Published in final edited form as: Prog Nucl Magn Reson Spectrosc. 2010 May 12;57(2):159–180. doi: 10.1016/j.pnmrs.2010.04.004

Fig. 6.

Fig. 6

Deuterium NMR spectroscopy of the retinal chromophore in rhodopsin. Retinals containing deuterated methyl groups attached to the C5, C9 and C13 carbons were regenerated into rhodopsin.

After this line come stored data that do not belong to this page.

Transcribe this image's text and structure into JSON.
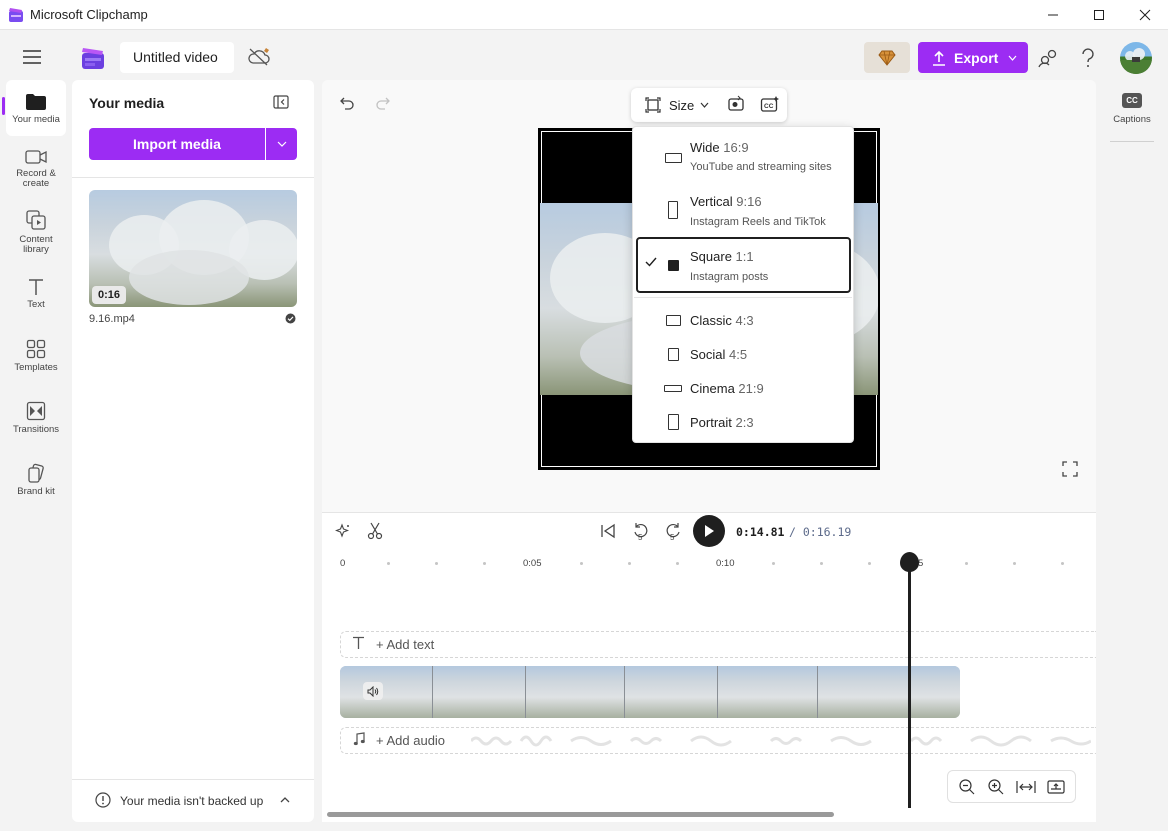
{
  "window": {
    "title": "Microsoft Clipchamp"
  },
  "header": {
    "project_title": "Untitled video",
    "export_label": "Export"
  },
  "rail": {
    "items": [
      {
        "label": "Your media"
      },
      {
        "label": "Record &\ncreate"
      },
      {
        "label": "Content\nlibrary"
      },
      {
        "label": "Text"
      },
      {
        "label": "Templates"
      },
      {
        "label": "Transitions"
      },
      {
        "label": "Brand kit"
      }
    ]
  },
  "media_panel": {
    "title": "Your media",
    "import_label": "Import media",
    "items": [
      {
        "duration": "0:16",
        "filename": "9.16.mp4"
      }
    ],
    "backup_notice": "Your media isn't backed up"
  },
  "preview": {
    "size_label": "Size",
    "size_options": [
      {
        "name": "Wide",
        "ratio": "16:9",
        "desc": "YouTube and streaming sites",
        "selected": false
      },
      {
        "name": "Vertical",
        "ratio": "9:16",
        "desc": "Instagram Reels and TikTok",
        "selected": false
      },
      {
        "name": "Square",
        "ratio": "1:1",
        "desc": "Instagram posts",
        "selected": true
      },
      {
        "name": "Classic",
        "ratio": "4:3",
        "desc": "",
        "selected": false
      },
      {
        "name": "Social",
        "ratio": "4:5",
        "desc": "",
        "selected": false
      },
      {
        "name": "Cinema",
        "ratio": "21:9",
        "desc": "",
        "selected": false
      },
      {
        "name": "Portrait",
        "ratio": "2:3",
        "desc": "",
        "selected": false
      }
    ]
  },
  "playback": {
    "current_time": "0:14.81",
    "total_time": "/ 0:16.19",
    "skip_seconds": "5"
  },
  "timeline": {
    "ticks": [
      "0",
      "0:05",
      "0:10",
      "5"
    ],
    "add_text": "+ Add text",
    "add_audio": "+ Add audio"
  },
  "captions": {
    "label": "Captions",
    "badge": "CC"
  },
  "colors": {
    "accent": "#9c2cf3",
    "premium": "#e6e0d7"
  }
}
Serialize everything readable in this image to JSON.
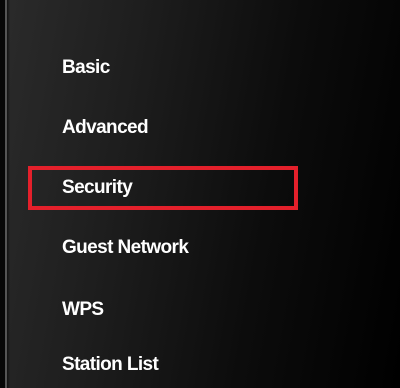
{
  "sidebar": {
    "items": [
      {
        "label": "Basic"
      },
      {
        "label": "Advanced"
      },
      {
        "label": "Security",
        "selected": true,
        "highlight_color": "#e4202b"
      },
      {
        "label": "Guest Network"
      },
      {
        "label": "WPS"
      },
      {
        "label": "Station List"
      }
    ]
  },
  "colors": {
    "text": "#ffffff",
    "background_start": "#2b2b2b",
    "background_end": "#000000",
    "highlight": "#e4202b"
  }
}
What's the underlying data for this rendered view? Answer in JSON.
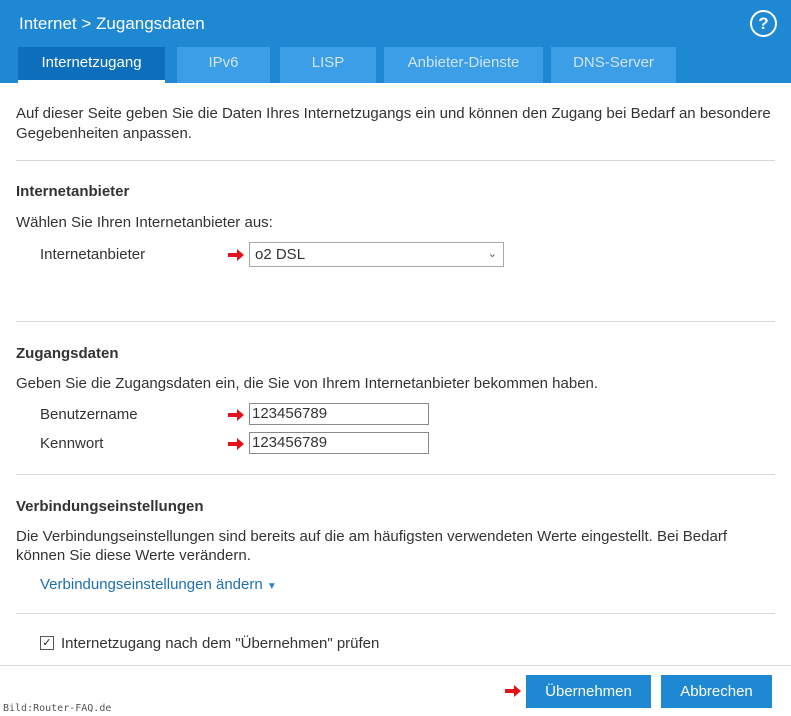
{
  "header": {
    "breadcrumb": "Internet > Zugangsdaten",
    "help_icon": "?",
    "tabs": [
      {
        "label": "Internetzugang",
        "active": true
      },
      {
        "label": "IPv6",
        "active": false
      },
      {
        "label": "LISP",
        "active": false
      },
      {
        "label": "Anbieter-Dienste",
        "active": false
      },
      {
        "label": "DNS-Server",
        "active": false
      }
    ]
  },
  "intro": {
    "line1": "Auf dieser Seite geben Sie die Daten Ihres Internetzugangs ein und können den Zugang bei Bedarf an besondere",
    "line2": "Gegebenheiten anpassen."
  },
  "provider": {
    "heading": "Internetanbieter",
    "prompt": "Wählen Sie Ihren Internetanbieter aus:",
    "label": "Internetanbieter",
    "selected": "o2 DSL"
  },
  "credentials": {
    "heading": "Zugangsdaten",
    "prompt": "Geben Sie die Zugangsdaten ein, die Sie von Ihrem Internetanbieter bekommen haben.",
    "username_label": "Benutzername",
    "username_value": "123456789",
    "password_label": "Kennwort",
    "password_value": "123456789"
  },
  "connection": {
    "heading": "Verbindungseinstellungen",
    "line1": "Die Verbindungseinstellungen sind bereits auf die am häufigsten verwendeten Werte eingestellt. Bei Bedarf",
    "line2": "können Sie diese Werte verändern.",
    "link": "Verbindungseinstellungen ändern",
    "caret": "▼"
  },
  "check": {
    "checked_mark": "✓",
    "label": "Internetzugang nach dem \"Übernehmen\" prüfen"
  },
  "footer": {
    "apply": "Übernehmen",
    "cancel": "Abbrechen",
    "credit": "Bild:Router-FAQ.de"
  },
  "colors": {
    "header_blue": "#1e88d3",
    "active_tab": "#0d6fbc",
    "arrow_red": "#e0131a"
  }
}
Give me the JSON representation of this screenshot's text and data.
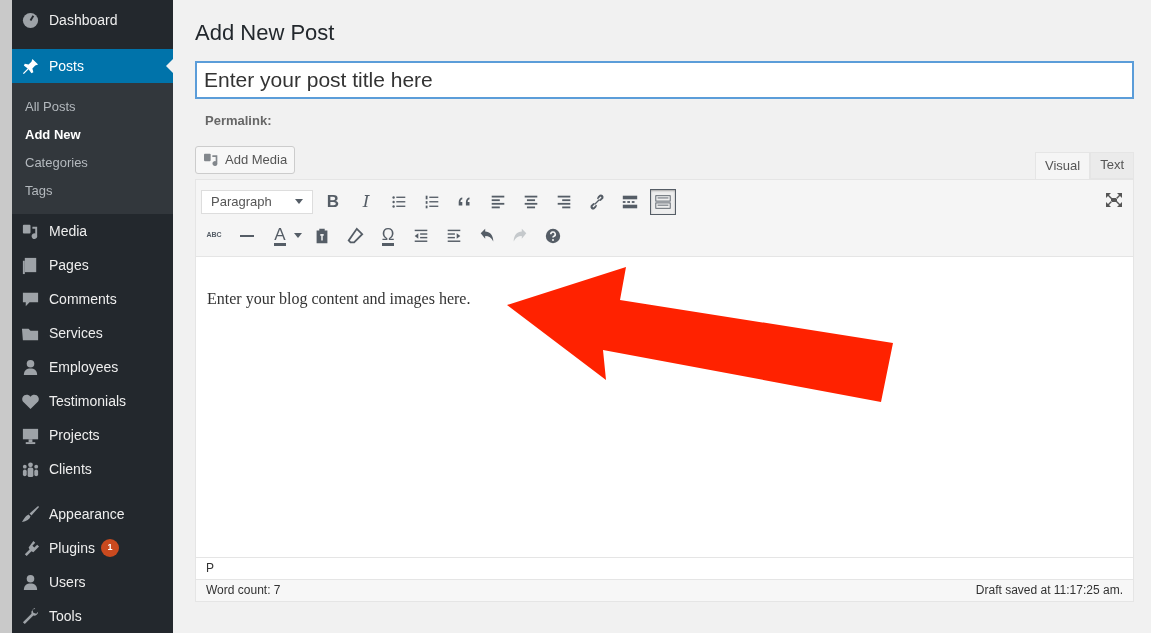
{
  "sidebar": {
    "items": [
      {
        "label": "Dashboard",
        "selected": false
      },
      {
        "label": "Posts",
        "selected": true,
        "children": [
          {
            "label": "All Posts",
            "selected": false
          },
          {
            "label": "Add New",
            "selected": true
          },
          {
            "label": "Categories",
            "selected": false
          },
          {
            "label": "Tags",
            "selected": false
          }
        ]
      },
      {
        "label": "Media",
        "selected": false
      },
      {
        "label": "Pages",
        "selected": false
      },
      {
        "label": "Comments",
        "selected": false
      },
      {
        "label": "Services",
        "selected": false
      },
      {
        "label": "Employees",
        "selected": false
      },
      {
        "label": "Testimonials",
        "selected": false
      },
      {
        "label": "Projects",
        "selected": false
      },
      {
        "label": "Clients",
        "selected": false
      },
      {
        "label": "Appearance",
        "selected": false
      },
      {
        "label": "Plugins",
        "selected": false,
        "badge": "1"
      },
      {
        "label": "Users",
        "selected": false
      },
      {
        "label": "Tools",
        "selected": false
      }
    ]
  },
  "page": {
    "title": "Add New Post",
    "post_title": {
      "placeholder": "Enter your post title here"
    },
    "permalink_label": "Permalink:"
  },
  "editor": {
    "add_media": "Add Media",
    "tabs": [
      {
        "label": "Visual",
        "selected": true
      },
      {
        "label": "Text",
        "selected": false
      }
    ],
    "format_select": "Paragraph",
    "toolbar_row_1": [
      {
        "kind": "glyph",
        "text": "B",
        "pressed": false
      },
      {
        "kind": "glyph",
        "text": "I",
        "pressed": false
      },
      {
        "kind": "icon",
        "pressed": false
      },
      {
        "kind": "icon",
        "pressed": false
      },
      {
        "kind": "icon",
        "pressed": false
      },
      {
        "kind": "icon",
        "pressed": false
      },
      {
        "kind": "icon",
        "pressed": false
      },
      {
        "kind": "icon",
        "pressed": false
      },
      {
        "kind": "icon",
        "pressed": false
      },
      {
        "kind": "icon",
        "pressed": false
      },
      {
        "kind": "icon",
        "pressed": true
      }
    ],
    "toolbar_row_2": [
      {
        "kind": "glyph",
        "text": "ABC",
        "disabled": false
      },
      {
        "kind": "icon",
        "disabled": false
      },
      {
        "kind": "glyph",
        "text": "A",
        "disabled": false
      },
      {
        "kind": "icon",
        "disabled": false
      },
      {
        "kind": "icon",
        "disabled": false
      },
      {
        "kind": "glyph",
        "text": "Ω",
        "disabled": false
      },
      {
        "kind": "icon",
        "disabled": false
      },
      {
        "kind": "icon",
        "disabled": false
      },
      {
        "kind": "icon",
        "disabled": false
      },
      {
        "kind": "icon",
        "disabled": true
      },
      {
        "kind": "icon",
        "disabled": false
      }
    ],
    "content": "Enter your blog content and images here.",
    "path": "P",
    "word_count": "Word count: 7",
    "draft_saved": "Draft saved at 11:17:25 am."
  }
}
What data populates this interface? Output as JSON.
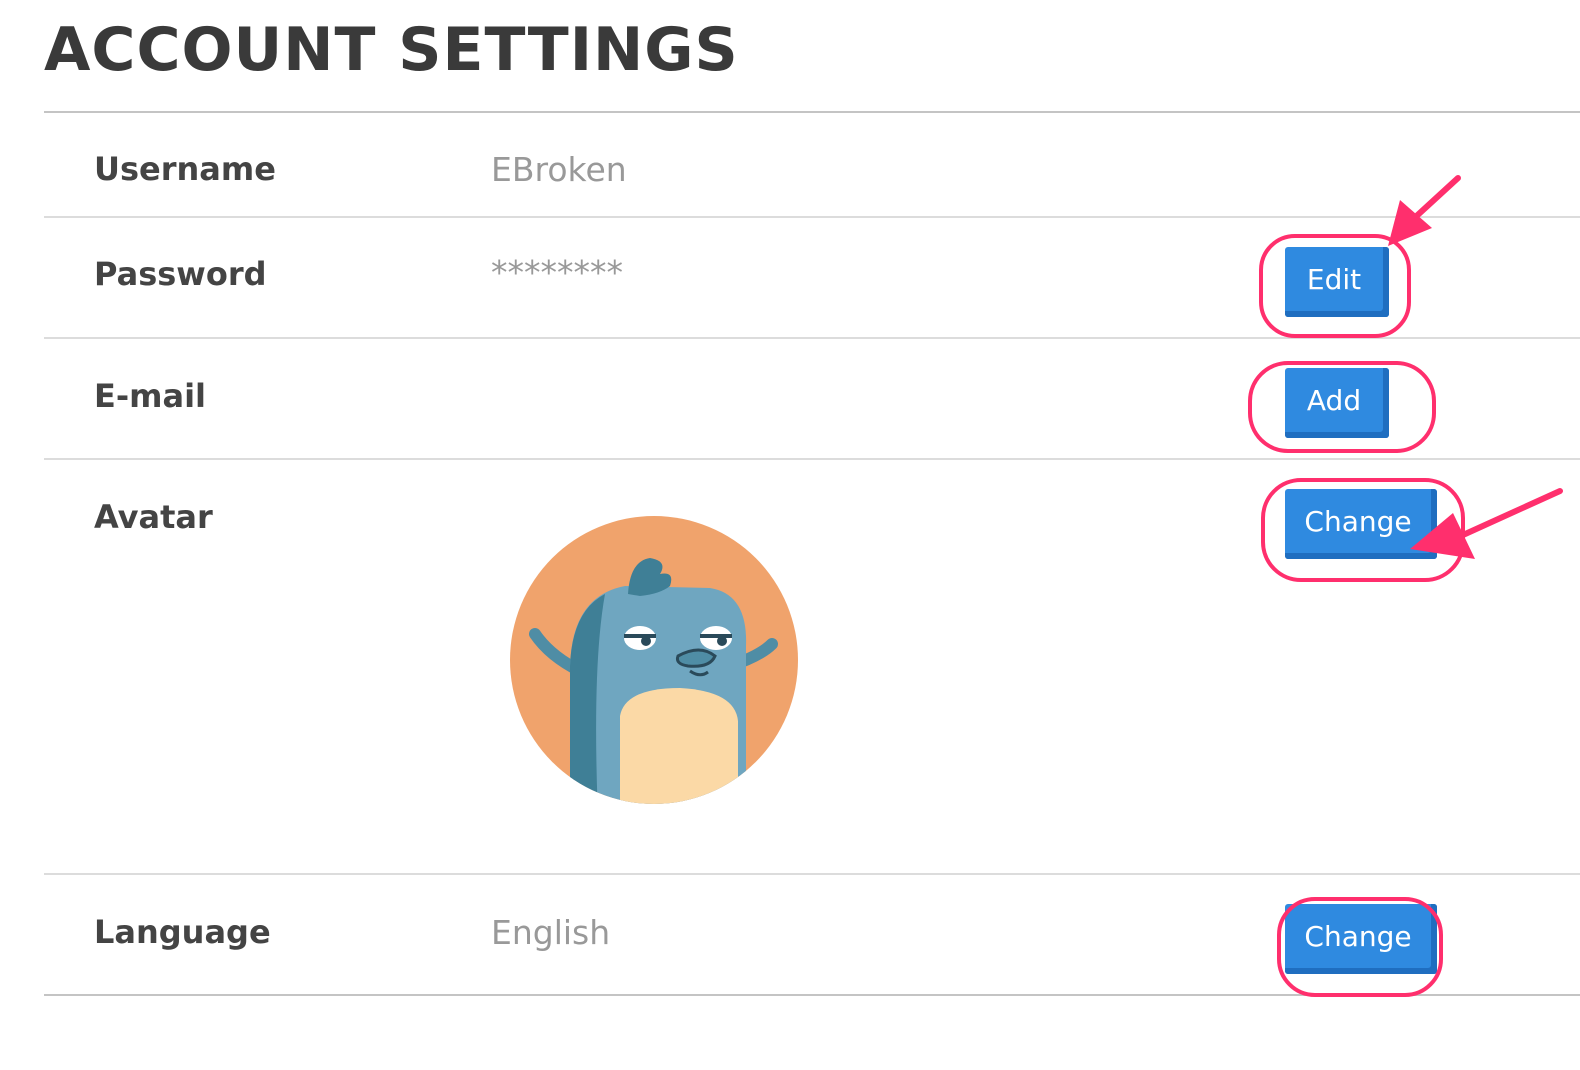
{
  "page": {
    "title": "ACCOUNT SETTINGS"
  },
  "rows": {
    "username": {
      "label": "Username",
      "value": "EBroken"
    },
    "password": {
      "label": "Password",
      "value": "********",
      "button": "Edit"
    },
    "email": {
      "label": "E-mail",
      "button": "Add"
    },
    "avatar": {
      "label": "Avatar",
      "button": "Change",
      "image": "platypus-avatar"
    },
    "language": {
      "label": "Language",
      "value": "English",
      "button": "Change"
    }
  },
  "colors": {
    "button": "#2f8ae0",
    "button_shadow": "#1f6ec0",
    "highlight": "#ff2f6d",
    "avatar_bg": "#f0a36c"
  }
}
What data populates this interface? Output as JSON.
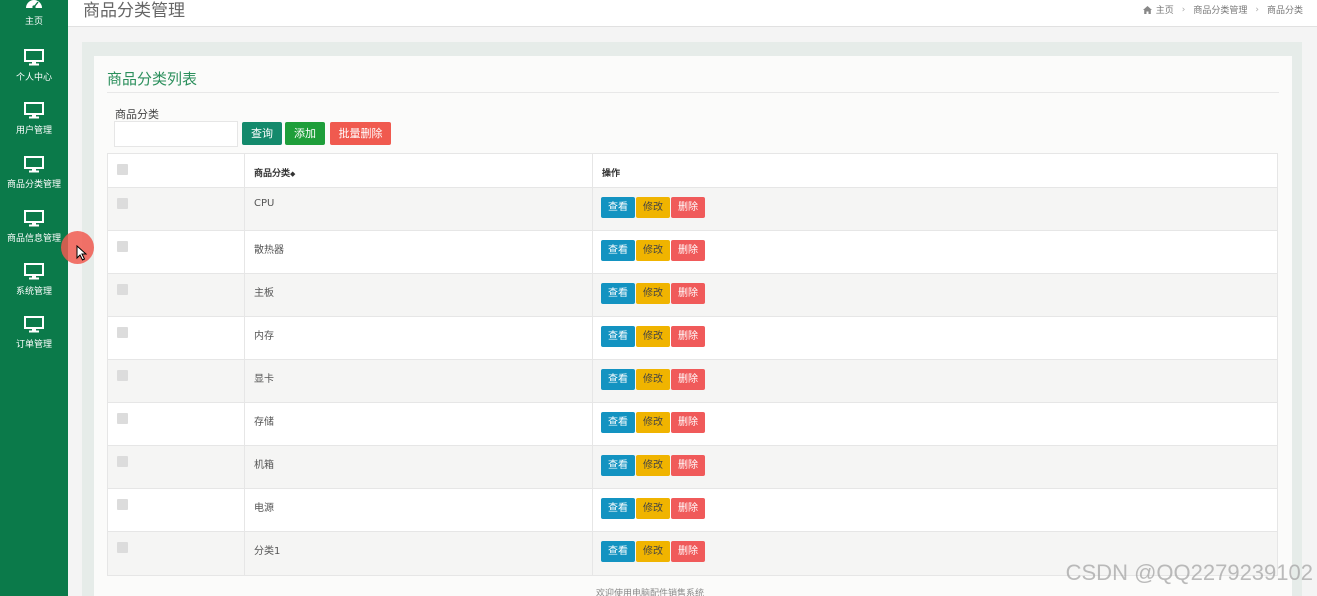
{
  "sidebar": {
    "items": [
      {
        "label": "主页",
        "icon": "dashboard-icon"
      },
      {
        "label": "个人中心",
        "icon": "monitor-icon"
      },
      {
        "label": "用户管理",
        "icon": "monitor-icon"
      },
      {
        "label": "商品分类管理",
        "icon": "monitor-icon"
      },
      {
        "label": "商品信息管理",
        "icon": "monitor-icon"
      },
      {
        "label": "系统管理",
        "icon": "monitor-icon"
      },
      {
        "label": "订单管理",
        "icon": "monitor-icon"
      }
    ]
  },
  "header": {
    "title": "商品分类管理",
    "breadcrumb": [
      "主页",
      "商品分类管理",
      "商品分类"
    ]
  },
  "card": {
    "title": "商品分类列表",
    "filter_label": "商品分类",
    "filter_placeholder": "",
    "buttons": {
      "query": "查询",
      "add": "添加",
      "batch_delete": "批量删除"
    }
  },
  "table": {
    "headers": {
      "category": "商品分类",
      "sort_icon": "◆",
      "actions": "操作"
    },
    "action_labels": {
      "view": "查看",
      "edit": "修改",
      "delete": "删除"
    },
    "rows": [
      "CPU",
      "散热器",
      "主板",
      "内存",
      "显卡",
      "存储",
      "机箱",
      "电源",
      "分类1"
    ]
  },
  "footer": {
    "text": "欢迎使用电脑配件销售系统"
  },
  "watermark": "CSDN @QQ2279239102",
  "colors": {
    "sidebar": "#0b7a4a",
    "accent": "#2b8f5c",
    "view": "#1393c1",
    "edit": "#f0b400",
    "delete": "#f05a5a"
  }
}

The rhodopsin was reconstituted into POPC bilayers, which were oriented relative to the external magnetic field by ultracentrifugation onto ultrathin glass slides. (a) Experimental and simulated deuterium line shapes are shown for the C18, C19 and C20 methyl groups. The line shapes are sensitive to the orientations of the C5-CD3, C9-CD3 and C13-CD3 bonds relative to the external magnetic field. (b) The C5-CD3, C9-CD3 and C13-CD3 bond orientations can be used to orient specific regions of the retinal chromophore. In these studies, the retinal is divided into three planes containing the β-ionone ring, the polyene chain from C6–C12 and the polyene chain from C13 to the Nε-Lys single bond. Each plane contains one of the deuterated methyl groups. (c) The individual planes are assembled to form a twisted retinal chromophore by allowing rotation about the C5=C6–C7=C8 and C11=C12-C13=C14 torsional angles. The figure is adapted from Ref. [172] with permission from the American Chemical Society.